Elle ne me disait rien. C’est ainsi. Je bottai en touche : 

  • Il semblerait que Monsieur Nobel avait une dent extrêmement dure contre les mathématiques !

  • Non, contre un mathématicien !

  • Ah ! Celui qui s’était intéressé de trop près à Mme Nobel ?

  • Les légendes sont tenaces. Nous irons aussi au café où se retrouvent les jurés. Il faut vous familiariser avec ces lieux, on ne sait jamais…

Elle insistait. Je gardai le silence, l’esprit tourné vers le Drakkar, puisque je regardais le port tout proche. Nous allâmes à l’Académie. Je n’ai gardé aucun souvenir de cette visite. Mon hôtesse, une brune, dans un pays où les têtes étaient couleur de blé, appliqua fort civilement le programme annoncé. Je fus reçu à l’université d’Uppsala. Mais ce qui me marqua fut la réception dans une famille suédoise, près de laquelle j’avais été chaudement recommandé par une Métisse suédo-franco-camerounaise rencontrée l’année précédente, très exactement, le 8 octobre 2006, au salon du livre de Mouans-Sartoux, à côté de la ville balnéaire de Nice sur la Côte-d’Azur. 

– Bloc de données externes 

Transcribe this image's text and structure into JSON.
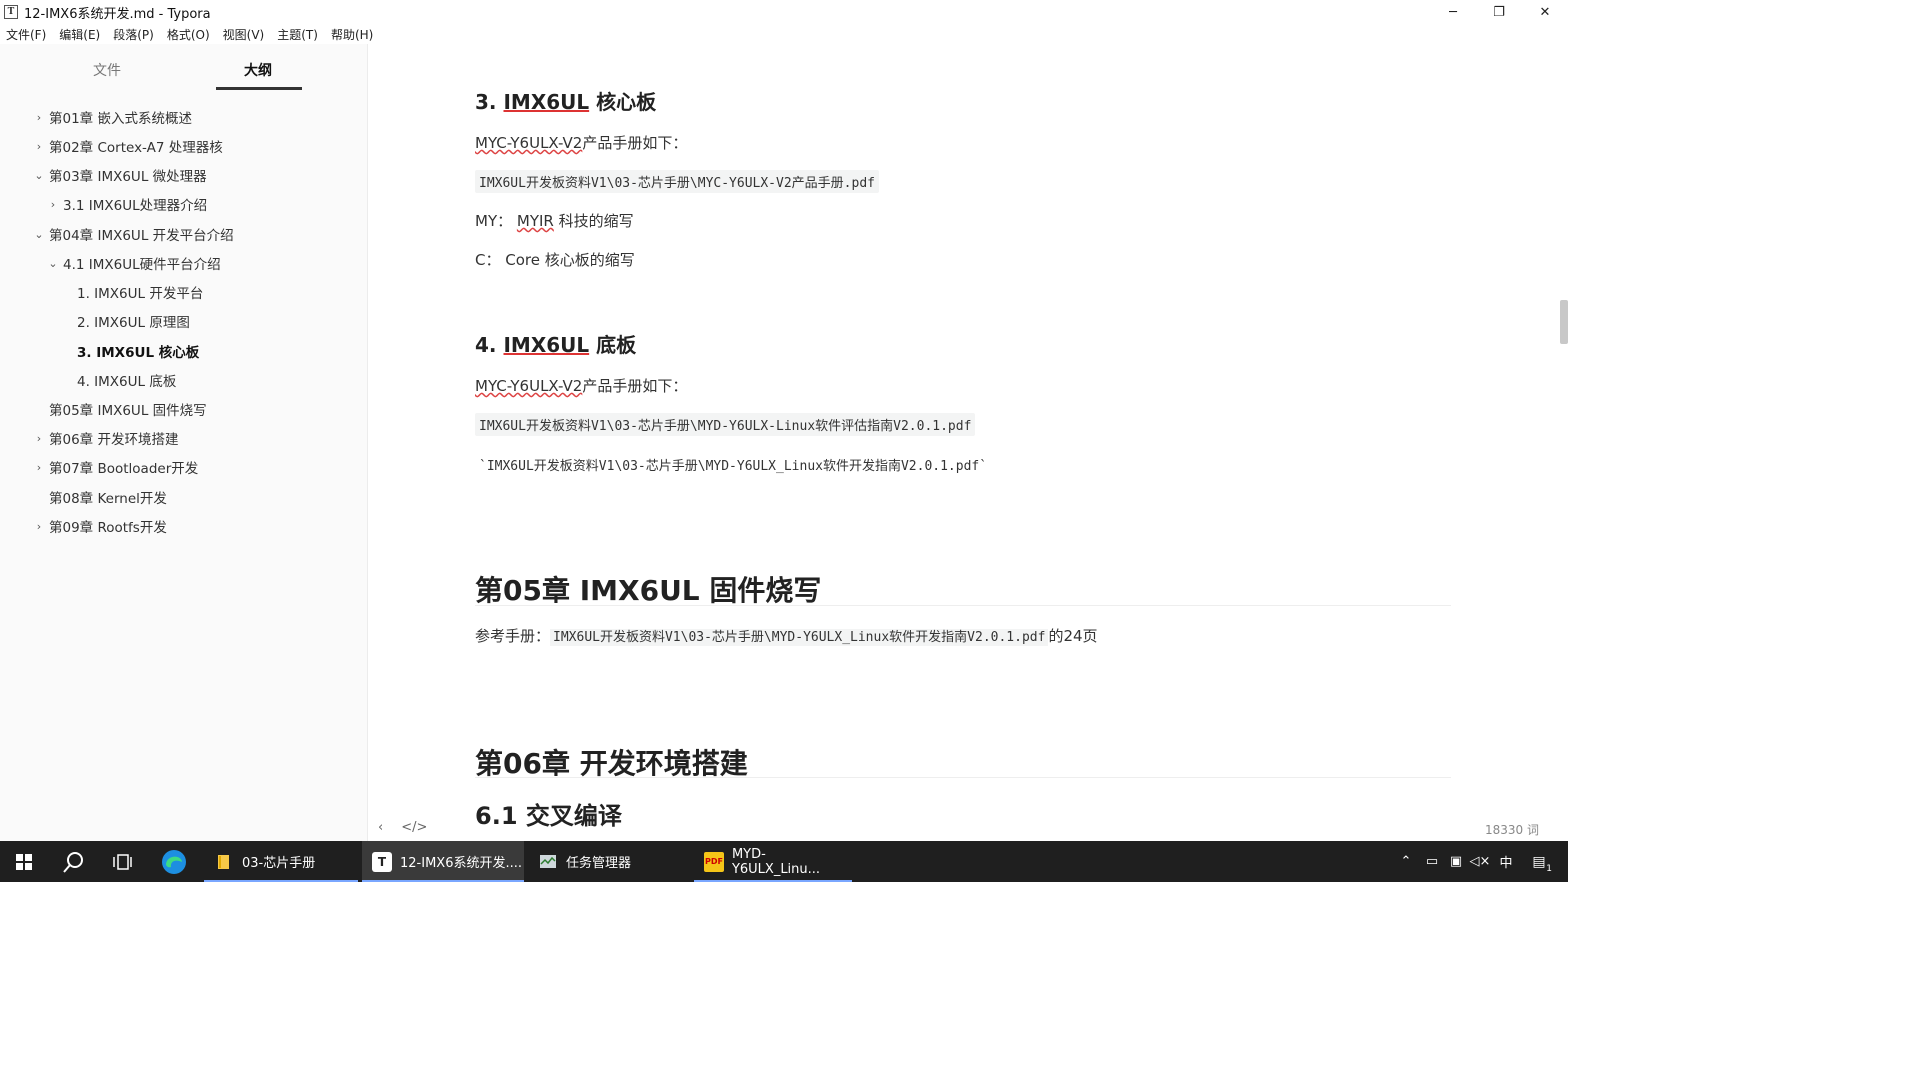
{
  "window": {
    "title": "12-IMX6系统开发.md - Typora",
    "app_icon": "T",
    "controls": {
      "minimize": "─",
      "restore": "❐",
      "close": "✕"
    }
  },
  "menu": [
    "文件(F)",
    "编辑(E)",
    "段落(P)",
    "格式(O)",
    "视图(V)",
    "主题(T)",
    "帮助(H)"
  ],
  "sidebar": {
    "tabs": {
      "files": "文件",
      "outline": "大纲"
    },
    "outline": [
      {
        "label": "第01章 嵌入式系统概述",
        "chevron": "›"
      },
      {
        "label": "第02章 Cortex-A7 处理器核",
        "chevron": "›"
      },
      {
        "label": "第03章 IMX6UL 微处理器",
        "chevron": "⌄"
      },
      {
        "label": "3.1 IMX6UL处理器介绍",
        "chevron": "›"
      },
      {
        "label": "第04章 IMX6UL 开发平台介绍",
        "chevron": "⌄"
      },
      {
        "label": "4.1 IMX6UL硬件平台介绍",
        "chevron": "⌄"
      },
      {
        "label": "1. IMX6UL 开发平台",
        "chevron": ""
      },
      {
        "label": "2. IMX6UL 原理图",
        "chevron": ""
      },
      {
        "label": "3. IMX6UL 核心板",
        "chevron": ""
      },
      {
        "label": "4. IMX6UL 底板",
        "chevron": ""
      },
      {
        "label": "第05章 IMX6UL 固件烧写",
        "chevron": ""
      },
      {
        "label": "第06章 开发环境搭建",
        "chevron": "›"
      },
      {
        "label": "第07章 Bootloader开发",
        "chevron": "›"
      },
      {
        "label": "第08章 Kernel开发",
        "chevron": ""
      },
      {
        "label": "第09章 Rootfs开发",
        "chevron": "›"
      }
    ]
  },
  "doc": {
    "s3_heading_num": "3. ",
    "s3_heading_ul": "IMX6UL",
    "s3_heading_rest": " 核心板",
    "s3_p1_sq": "MYC-Y6ULX-V2",
    "s3_p1_rest": "产品手册如下：",
    "s3_code": "IMX6UL开发板资料V1\\03-芯片手册\\MYC-Y6ULX-V2产品手册.pdf",
    "s3_p2_a": "MY：  ",
    "s3_p2_sq": "MYIR",
    "s3_p2_b": " 科技的缩写",
    "s3_p3": "C：  Core  核心板的缩写",
    "s4_heading_num": "4. ",
    "s4_heading_ul": "IMX6UL",
    "s4_heading_rest": " 底板",
    "s4_p1_sq": "MYC-Y6ULX-V2",
    "s4_p1_rest": "产品手册如下：",
    "s4_code1": "IMX6UL开发板资料V1\\03-芯片手册\\MYD-Y6ULX-Linux软件评估指南V2.0.1.pdf",
    "s4_code2": "`IMX6UL开发板资料V1\\03-芯片手册\\MYD-Y6ULX_Linux软件开发指南V2.0.1.pdf`",
    "ch5_title": "第05章 IMX6UL 固件烧写",
    "ch5_p_a": "参考手册：",
    "ch5_p_code": "IMX6UL开发板资料V1\\03-芯片手册\\MYD-Y6ULX_Linux软件开发指南V2.0.1.pdf",
    "ch5_p_b": "的24页",
    "ch6_title": "第06章 开发环境搭建",
    "ch6_1_title": "6.1 交叉编译"
  },
  "footer": {
    "back": "‹",
    "source": "</>",
    "word_count": "18330 词"
  },
  "taskbar": {
    "apps": [
      {
        "label": "03-芯片手册",
        "icon": "folder-icon"
      },
      {
        "label": "12-IMX6系统开发....",
        "icon": "typora-icon"
      },
      {
        "label": "任务管理器",
        "icon": "task-manager-icon"
      },
      {
        "label": "MYD-Y6ULX_Linu...",
        "icon": "pdf-icon"
      }
    ],
    "tray": {
      "ime": "中",
      "notification_count": "1"
    }
  }
}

J’y avais été convié pour des séances de dédicaces et avais dû remplacer au pied levé la journaliste et écrivaine franco-algérienne Souâd Belhaddad dans une table ronde sur « Les blessures de la colonisation ». Devaient y prendre part : Pierre Joxe, ancien ministre de l’intérieur du gouvernement Mitterrand, le Camerounais, qui se présentait comme un Bourguignon, Gaston Kelman -dont l’essai, Je suis Noir et je n’aime pas le manioc (Max Milo éditions), battait des records de vente- et Mme Christiane Taubira. Elle était alors députée de Guyane avant de devenir quelques années plus tard ministre de la Justice sous le règne cocasse de François Hollande et l’épouvantail d’une droite qui la pourchassait de quolibets racistes. J’entrais dans le pugilat médiatique. Alors que nous prenions place sur l’estrade dressé dans un amphithéâtre bondé pour échanger nos arguments, Gaston Kelman, assis sur ma gauche me souffla : « Méfie-toi de Christiane. Quand elle prend la parole, elle ne la lâche plus ! » J’opinai poliment. Sur ma droite, Christiane Taubira, que j’avais souvent croisée à la Maison de l’Amérique latine, au Boulevard Saint-Germain, à Paris, lors de rendez-vous littéraires organisés par les éditions Gallimard, me tira par le veston pour me glisser à son tour son bienveillant conseil : « Prends garde au Monsieur sur ta gauche qui prétend ne pas aimer le manioc, il adore s’entendre parler ! » Plus loin, Pierre Joxe, sourcils broussailleux, prenait la pose austère et distante du membre du Conseil constitutionnel qu’il était en ce temps-là, mais dont le devoir de réserve ne l’empêcha pas de se jeter dans l’arène quand vint le moment de débattre. 

Mais le plus important à Mouans-Sartoux, où je ne suis plus jamais revenu, fut ma rencontre avec un couple que je ne connaissais pas. J’ignorais combien il compterait dans ma vie littéraire et personnelle. Il avait déboulé à mon stand en même temps que l’hôtesse venue me chercher pour le débat auquel je devais prendre part.